Britain's competitive stance as a global business power is being pressured by UK visa and work permit regulations, it has been suggested.
Steve Ridgway, chief executive of Virgin Atlantic, has noted that he is fighting a “constant battle” against the Home Office and other government departments to make Britain a more appealing destination. Speaking to The Telegraph, Mr Ridgway highlighted access to UK work permits for Indians as particularly problematic.
He noted that he is desperately trying to reduce the costs for Indian businessmen looking to come to the UK , but that the government's position remains “irrational”, prompting him to continue to lobby for a relaxation of the UK visa rules and a reduction in airline taxes.

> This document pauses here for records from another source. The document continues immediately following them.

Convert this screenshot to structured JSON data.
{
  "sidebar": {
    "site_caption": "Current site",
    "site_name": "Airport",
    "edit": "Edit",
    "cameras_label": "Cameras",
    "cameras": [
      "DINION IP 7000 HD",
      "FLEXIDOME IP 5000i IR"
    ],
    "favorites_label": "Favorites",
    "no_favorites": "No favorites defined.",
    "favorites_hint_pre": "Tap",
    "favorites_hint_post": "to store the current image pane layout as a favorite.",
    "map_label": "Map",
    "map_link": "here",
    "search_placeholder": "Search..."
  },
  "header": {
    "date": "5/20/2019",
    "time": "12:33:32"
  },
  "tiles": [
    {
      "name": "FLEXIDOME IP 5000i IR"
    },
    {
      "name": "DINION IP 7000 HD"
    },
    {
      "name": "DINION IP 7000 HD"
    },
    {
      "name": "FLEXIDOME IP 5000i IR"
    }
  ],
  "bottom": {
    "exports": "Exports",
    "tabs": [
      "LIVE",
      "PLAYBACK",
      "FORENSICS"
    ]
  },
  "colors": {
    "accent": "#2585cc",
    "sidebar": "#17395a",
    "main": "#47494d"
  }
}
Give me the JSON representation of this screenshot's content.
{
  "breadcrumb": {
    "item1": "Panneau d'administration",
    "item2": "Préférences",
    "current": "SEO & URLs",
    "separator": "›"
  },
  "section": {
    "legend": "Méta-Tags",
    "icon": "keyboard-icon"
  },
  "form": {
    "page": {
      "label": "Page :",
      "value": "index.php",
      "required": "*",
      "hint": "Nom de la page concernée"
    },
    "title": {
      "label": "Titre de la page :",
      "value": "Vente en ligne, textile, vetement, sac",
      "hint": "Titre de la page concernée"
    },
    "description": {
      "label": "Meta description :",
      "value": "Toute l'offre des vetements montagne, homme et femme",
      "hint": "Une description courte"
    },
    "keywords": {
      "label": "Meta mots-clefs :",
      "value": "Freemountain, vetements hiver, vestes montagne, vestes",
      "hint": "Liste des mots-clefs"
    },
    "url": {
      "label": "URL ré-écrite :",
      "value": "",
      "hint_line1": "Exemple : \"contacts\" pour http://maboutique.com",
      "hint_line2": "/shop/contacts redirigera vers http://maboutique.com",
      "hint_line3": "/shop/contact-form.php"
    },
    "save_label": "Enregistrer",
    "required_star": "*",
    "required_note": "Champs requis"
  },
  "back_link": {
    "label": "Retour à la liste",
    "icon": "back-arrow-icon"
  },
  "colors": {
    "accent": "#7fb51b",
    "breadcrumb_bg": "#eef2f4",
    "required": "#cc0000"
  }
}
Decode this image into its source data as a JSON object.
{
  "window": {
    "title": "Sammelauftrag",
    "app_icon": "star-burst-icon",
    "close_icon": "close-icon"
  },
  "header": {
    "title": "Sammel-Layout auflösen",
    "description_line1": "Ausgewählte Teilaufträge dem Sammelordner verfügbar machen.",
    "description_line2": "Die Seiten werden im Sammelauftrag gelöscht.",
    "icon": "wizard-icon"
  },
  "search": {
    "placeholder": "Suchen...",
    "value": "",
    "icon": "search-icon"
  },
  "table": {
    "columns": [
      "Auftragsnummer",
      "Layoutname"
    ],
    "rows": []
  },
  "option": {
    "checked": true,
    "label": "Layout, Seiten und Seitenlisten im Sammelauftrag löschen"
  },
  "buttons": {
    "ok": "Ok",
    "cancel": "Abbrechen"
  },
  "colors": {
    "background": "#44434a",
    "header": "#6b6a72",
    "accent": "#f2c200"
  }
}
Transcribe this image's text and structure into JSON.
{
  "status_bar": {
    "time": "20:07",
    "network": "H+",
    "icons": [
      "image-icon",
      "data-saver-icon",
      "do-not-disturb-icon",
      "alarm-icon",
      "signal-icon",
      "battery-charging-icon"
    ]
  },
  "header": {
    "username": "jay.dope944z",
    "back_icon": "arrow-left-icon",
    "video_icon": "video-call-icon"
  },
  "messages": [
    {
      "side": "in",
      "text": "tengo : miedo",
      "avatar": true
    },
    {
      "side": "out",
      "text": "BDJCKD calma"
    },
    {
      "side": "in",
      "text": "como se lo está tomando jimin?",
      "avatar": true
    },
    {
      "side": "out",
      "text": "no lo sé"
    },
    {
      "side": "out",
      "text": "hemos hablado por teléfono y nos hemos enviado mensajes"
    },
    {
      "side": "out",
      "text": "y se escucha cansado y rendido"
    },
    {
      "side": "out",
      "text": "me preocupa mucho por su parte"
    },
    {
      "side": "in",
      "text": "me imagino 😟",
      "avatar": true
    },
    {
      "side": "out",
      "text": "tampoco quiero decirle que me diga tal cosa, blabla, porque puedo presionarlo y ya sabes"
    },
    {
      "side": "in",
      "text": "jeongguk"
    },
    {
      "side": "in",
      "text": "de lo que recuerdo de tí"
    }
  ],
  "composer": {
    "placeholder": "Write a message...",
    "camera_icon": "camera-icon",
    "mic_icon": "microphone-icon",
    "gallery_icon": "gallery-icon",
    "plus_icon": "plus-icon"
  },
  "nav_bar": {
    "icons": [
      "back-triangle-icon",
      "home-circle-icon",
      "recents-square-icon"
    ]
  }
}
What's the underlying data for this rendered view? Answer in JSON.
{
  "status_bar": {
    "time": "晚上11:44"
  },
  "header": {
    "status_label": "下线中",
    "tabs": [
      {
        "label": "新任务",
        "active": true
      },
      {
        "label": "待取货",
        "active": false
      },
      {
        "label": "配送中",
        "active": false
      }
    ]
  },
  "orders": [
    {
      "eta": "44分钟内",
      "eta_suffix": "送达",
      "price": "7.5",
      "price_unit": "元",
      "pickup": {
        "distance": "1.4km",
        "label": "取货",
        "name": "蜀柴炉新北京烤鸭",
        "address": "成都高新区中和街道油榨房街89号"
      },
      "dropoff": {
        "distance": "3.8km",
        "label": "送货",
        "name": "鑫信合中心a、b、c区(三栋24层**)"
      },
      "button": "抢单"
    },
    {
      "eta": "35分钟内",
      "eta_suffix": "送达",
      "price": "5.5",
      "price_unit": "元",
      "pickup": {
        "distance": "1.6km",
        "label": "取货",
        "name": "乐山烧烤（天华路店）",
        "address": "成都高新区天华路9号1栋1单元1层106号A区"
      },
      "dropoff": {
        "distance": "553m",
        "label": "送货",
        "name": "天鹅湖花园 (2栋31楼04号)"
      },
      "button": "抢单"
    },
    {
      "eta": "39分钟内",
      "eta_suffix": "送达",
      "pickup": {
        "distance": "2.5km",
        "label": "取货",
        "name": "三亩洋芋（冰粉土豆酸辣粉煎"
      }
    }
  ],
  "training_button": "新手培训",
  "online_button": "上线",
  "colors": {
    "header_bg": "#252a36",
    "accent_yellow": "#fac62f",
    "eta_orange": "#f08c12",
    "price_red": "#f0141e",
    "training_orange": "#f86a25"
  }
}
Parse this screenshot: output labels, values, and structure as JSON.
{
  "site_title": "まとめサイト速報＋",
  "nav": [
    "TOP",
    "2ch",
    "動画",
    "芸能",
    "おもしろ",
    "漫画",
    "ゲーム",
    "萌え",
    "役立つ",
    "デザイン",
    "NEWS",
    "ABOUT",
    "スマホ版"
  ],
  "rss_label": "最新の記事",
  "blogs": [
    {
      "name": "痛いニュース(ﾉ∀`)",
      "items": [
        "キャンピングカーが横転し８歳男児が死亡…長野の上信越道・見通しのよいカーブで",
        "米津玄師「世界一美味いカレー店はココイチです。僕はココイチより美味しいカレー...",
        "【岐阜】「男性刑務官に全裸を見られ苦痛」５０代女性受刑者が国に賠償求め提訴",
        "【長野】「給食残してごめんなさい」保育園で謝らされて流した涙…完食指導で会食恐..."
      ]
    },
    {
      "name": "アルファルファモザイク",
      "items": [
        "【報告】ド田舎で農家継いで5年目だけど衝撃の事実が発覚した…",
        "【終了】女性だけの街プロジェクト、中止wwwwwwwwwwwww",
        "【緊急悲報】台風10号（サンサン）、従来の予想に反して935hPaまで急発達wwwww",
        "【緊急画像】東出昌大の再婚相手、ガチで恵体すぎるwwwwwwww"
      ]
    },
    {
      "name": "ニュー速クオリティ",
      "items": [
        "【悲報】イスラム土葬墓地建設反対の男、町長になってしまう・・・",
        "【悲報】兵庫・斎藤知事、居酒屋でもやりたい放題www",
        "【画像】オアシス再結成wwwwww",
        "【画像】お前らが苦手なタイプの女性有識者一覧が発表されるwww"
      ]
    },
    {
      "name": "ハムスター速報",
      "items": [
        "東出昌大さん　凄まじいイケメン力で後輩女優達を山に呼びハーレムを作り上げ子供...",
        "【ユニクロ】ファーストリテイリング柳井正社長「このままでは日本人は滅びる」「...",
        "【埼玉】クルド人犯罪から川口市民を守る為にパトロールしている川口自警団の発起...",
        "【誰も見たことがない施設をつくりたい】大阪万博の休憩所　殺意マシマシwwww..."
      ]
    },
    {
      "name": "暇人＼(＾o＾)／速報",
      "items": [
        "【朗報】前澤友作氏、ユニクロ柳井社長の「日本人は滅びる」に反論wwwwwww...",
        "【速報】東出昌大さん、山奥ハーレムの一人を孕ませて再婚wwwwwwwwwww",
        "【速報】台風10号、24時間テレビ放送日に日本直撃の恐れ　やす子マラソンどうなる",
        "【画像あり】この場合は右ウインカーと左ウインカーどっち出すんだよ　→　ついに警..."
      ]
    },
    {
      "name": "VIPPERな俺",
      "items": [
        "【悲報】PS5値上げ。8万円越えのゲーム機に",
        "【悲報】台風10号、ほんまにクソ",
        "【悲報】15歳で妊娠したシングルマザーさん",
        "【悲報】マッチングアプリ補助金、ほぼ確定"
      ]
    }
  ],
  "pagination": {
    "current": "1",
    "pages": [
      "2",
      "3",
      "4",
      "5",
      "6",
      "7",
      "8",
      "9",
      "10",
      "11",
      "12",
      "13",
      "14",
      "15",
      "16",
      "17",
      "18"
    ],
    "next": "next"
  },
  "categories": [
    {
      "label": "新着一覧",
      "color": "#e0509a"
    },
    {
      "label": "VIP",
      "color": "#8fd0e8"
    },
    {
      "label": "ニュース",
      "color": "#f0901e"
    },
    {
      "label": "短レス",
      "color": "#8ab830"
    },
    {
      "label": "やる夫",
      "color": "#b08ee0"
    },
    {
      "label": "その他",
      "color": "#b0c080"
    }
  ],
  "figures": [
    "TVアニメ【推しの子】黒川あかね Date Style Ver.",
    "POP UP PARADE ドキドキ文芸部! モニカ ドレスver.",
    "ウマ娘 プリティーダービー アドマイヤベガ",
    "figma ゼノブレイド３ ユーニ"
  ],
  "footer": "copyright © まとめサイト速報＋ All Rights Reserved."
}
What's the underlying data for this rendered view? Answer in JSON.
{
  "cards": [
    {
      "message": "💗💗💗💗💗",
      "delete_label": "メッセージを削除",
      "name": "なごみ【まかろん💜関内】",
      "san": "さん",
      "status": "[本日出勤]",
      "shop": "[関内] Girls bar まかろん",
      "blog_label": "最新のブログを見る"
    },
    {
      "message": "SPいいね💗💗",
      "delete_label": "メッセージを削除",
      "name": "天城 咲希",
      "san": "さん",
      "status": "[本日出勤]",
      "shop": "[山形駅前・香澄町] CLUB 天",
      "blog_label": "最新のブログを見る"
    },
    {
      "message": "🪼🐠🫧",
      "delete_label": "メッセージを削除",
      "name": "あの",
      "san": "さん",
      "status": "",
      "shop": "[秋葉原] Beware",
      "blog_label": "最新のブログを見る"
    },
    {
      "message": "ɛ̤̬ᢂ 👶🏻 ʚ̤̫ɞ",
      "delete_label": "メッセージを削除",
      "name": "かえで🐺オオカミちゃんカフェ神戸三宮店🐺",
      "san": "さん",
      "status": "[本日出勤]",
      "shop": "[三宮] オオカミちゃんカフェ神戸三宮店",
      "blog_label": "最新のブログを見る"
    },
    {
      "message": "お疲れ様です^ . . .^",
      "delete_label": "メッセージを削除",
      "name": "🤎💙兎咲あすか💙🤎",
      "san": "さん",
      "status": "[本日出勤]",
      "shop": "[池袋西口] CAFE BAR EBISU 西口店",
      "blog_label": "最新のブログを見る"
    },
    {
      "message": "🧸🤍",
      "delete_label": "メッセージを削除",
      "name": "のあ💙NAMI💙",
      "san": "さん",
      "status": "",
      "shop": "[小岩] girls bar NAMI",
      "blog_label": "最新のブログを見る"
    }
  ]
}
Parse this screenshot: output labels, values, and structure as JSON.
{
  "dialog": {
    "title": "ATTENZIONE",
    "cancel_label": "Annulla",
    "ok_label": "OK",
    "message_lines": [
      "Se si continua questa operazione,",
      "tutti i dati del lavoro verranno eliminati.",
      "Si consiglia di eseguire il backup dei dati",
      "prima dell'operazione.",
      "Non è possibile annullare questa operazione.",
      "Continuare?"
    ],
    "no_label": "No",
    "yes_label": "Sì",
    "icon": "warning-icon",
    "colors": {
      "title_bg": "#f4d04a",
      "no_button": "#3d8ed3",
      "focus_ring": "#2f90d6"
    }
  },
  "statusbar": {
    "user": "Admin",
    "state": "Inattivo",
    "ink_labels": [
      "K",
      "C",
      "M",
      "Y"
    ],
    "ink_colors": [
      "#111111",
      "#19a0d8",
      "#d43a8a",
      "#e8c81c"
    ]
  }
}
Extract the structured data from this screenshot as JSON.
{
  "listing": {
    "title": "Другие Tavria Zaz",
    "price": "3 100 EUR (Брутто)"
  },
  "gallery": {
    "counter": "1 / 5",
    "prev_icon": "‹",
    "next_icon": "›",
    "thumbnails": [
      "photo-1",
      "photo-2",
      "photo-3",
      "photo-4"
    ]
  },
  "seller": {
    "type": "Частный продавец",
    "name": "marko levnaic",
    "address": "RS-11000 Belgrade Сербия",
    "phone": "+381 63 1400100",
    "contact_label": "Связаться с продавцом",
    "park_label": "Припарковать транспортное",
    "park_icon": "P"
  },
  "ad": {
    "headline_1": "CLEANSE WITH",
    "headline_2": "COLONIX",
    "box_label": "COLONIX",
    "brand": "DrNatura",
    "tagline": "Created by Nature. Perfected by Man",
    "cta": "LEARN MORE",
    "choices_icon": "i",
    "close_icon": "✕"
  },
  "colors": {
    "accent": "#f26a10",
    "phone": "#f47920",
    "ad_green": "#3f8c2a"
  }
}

The main issue in Mr Ridgway's opinion is that regulations within other EU countries are more conducive to developing international business connections. As a result, the UK could soon start to see vital trade links slip away. “We know that we have to keep our borders safe and secure, but equally we live in a very competitive world,” he remarked.
The chief executive was speaking to the paper on the first day of a trade mission to New Delhi and Mumbai, organised by Virgin Atlantic and UK Trade and Investment (UKTI). He stated that the mission is “all about attracting business into the UK and vice versa, and that seems to be what the government's agenda is”, adding that they “need the economy to grow”.
"But sometimes these policies are in conflict with each other, which seems a bit irrational to me," Mr Ridgway told the paper. "Visas and taxation is a perpetual issue around generating and growing traffic between our two countries. You can go to Europe and get a Schengen visa for 25 countries but you still have to get one visa for the UK which is more expensive than the European one."
The government's restrictions on UK work permit and visa access have been criticised before for putting the country's economic growth at risk, with various business groups questioning the plans to put a such strict limits on the number of skilled workers coming to work in Britain.